Afore general partners Anamitra Banerji and Gaurav Jain tell TechCrunch that they has closed a $150 million fund fueled almost entirely, around 85% to be specific, by existing LPs. New investors account for the remainder of the capital, which brings Afore’s assets under management to $300 million.
With the new fund, check size and valuation won’t be invested on a deal by deal basis. Instead, Afore is launching Afore Alpha, what it’s calling a standard pre-seed deal that offers founders a $1 million lead investment via a $10 million post-money SAFE. The money, as well as resources and advice from Afore’s team, is offered in exchange for 10% ownership of a company.
The new standard terms will apply to any startup, regardless of geography, that gets accepted into Afore Alpha.
While it’s not novel for investors to give more money to startups earlier — just take a look at the growing size of early-stage rounds — it is rare for a venture firm to offer the same deal to a number of startups. Venture firms have increasingly started launching their own in-house accelerators — take Sequoia and Andreessen Horowitz for example — but many are still investing on a deal by deal basis because of a focus on multistage, Jain thinks.

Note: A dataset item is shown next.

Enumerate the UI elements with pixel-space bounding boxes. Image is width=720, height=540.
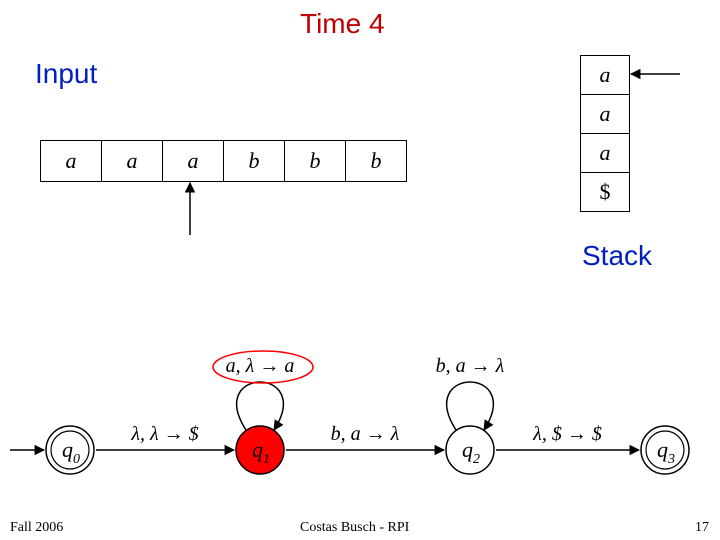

“It would be tempting to hedge our bets and say, ‘hey, look, maybe we should also be investing in companies that have significant traction because we can now write big checks,’” he said. But, the firm knows what they’re good at and thinks that founders care more about investors who are focused on one stage. Most of Afore’s portfolio companies to date are first-time founders, a focus it plans to continue as assets under management scale. Of course, the company has experience cutting first checks, estimating that it has led more than 80% of the rounds where it has invested. Portfolio companies include BetterUp, Modern Health, Petal, Overtime, BenchSci and Neo Financial.

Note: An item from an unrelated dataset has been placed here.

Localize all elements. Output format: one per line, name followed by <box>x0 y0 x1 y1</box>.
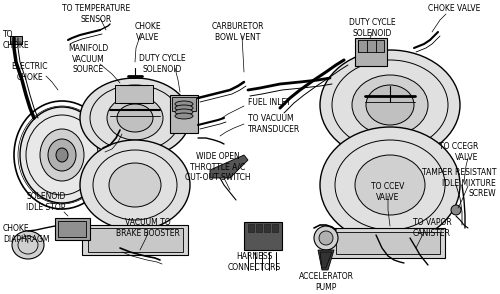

The terms are a bet. Startups in the pre-seed world don’t have revenue or hard metrics so it can be hard to value them beyond weighing supply and demand. Regardless, Afore thinks that the $2 million post-money valuation that traditional accelerators offer is just an “unfair lowball valuation in 2022.” But, that’s not where the subtweeting ends.

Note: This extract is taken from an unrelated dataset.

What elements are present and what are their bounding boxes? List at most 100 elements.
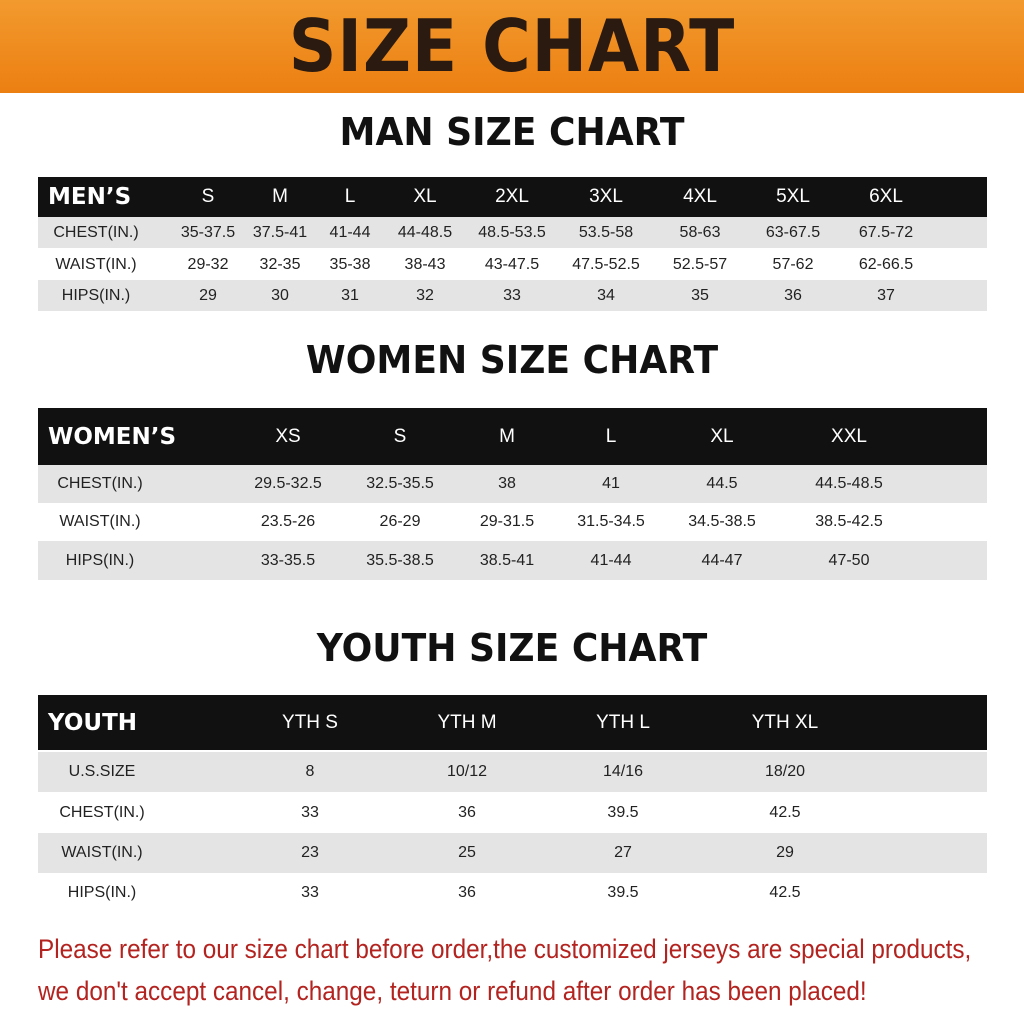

Afore Alpha puts the firm in direct competition with accelerators like Y Combinator and Techstars, or programs like A16z’s recently unveiled START. The co-founders noted that their deal is five times more capital, and five times the valuation, compared to what other accelerators offer.
While Jain noted that Afore has often invested in startups before they go to Y Combinator, he thinks that some of the best founders want more out of their first-check writers. He noted that even with Y Combinator’s new standard deal, startups will only receive the extra $375,000 if there is a follow-on deal and alongside a most favored nation clause — while Afore gives the money upfront and doesn’t have any MFN clauses. Y Combinator reached out to TechCrunch to correct the record, saying via e-mail that “every company gets the extra $375k when they join YC, but at terms that are negotiated with future investors.”
“The challenge with raising just a couple $100,000 is that you’re forced within a couple of months to go to Demo Day and try to raise more capital and you’re just sort of this constant treadmill of fundraising,” Jain said. “We think it is very disruptive to founders. They should get a good amount of capital, and then go heads down and build the business.”
One risk of a standard deal is that Afore’s portfolio may start to look homogenous. If you only invest in startups that deserve a $10 million valuation, I’m guessing you can’t funnel checks into an unproven moonshot without a name. In response to this qualm, Jain said that not every founder will land a $10 million valuation, only those accepted into the Alpha program. That means that all of Afore’s deals won’t be standardized, only those within the program (which the firm expects will make up the vast majority of the investments). It’s a noteworthy, yet fair, hedge.
At a glance, Afore’s bullishness feels very 2021, even as 2022 reminds the broader venture and startup community that valuation re-corrections are inevitable after a period of elongated hype. Afore’s larger check size could help startups navigate a period of uncertainty with a longer runway and save them from having to fundraise when terms may not be as friendly. However, high valuations come with tough expectations — and startups could also buckle in trying to grow into their prescribed worth.
Banerji thinks that, cycles aside, companies need $1 million to hit early milestones.
“Raising $125,000 means founders have to raise in 90 days guaranteed. How can that be the best option? How can you build a company like that?” he said. “In 2022, the venture community should be able to offer founders at the start of their journey a fair, transparent and meaningful deal.”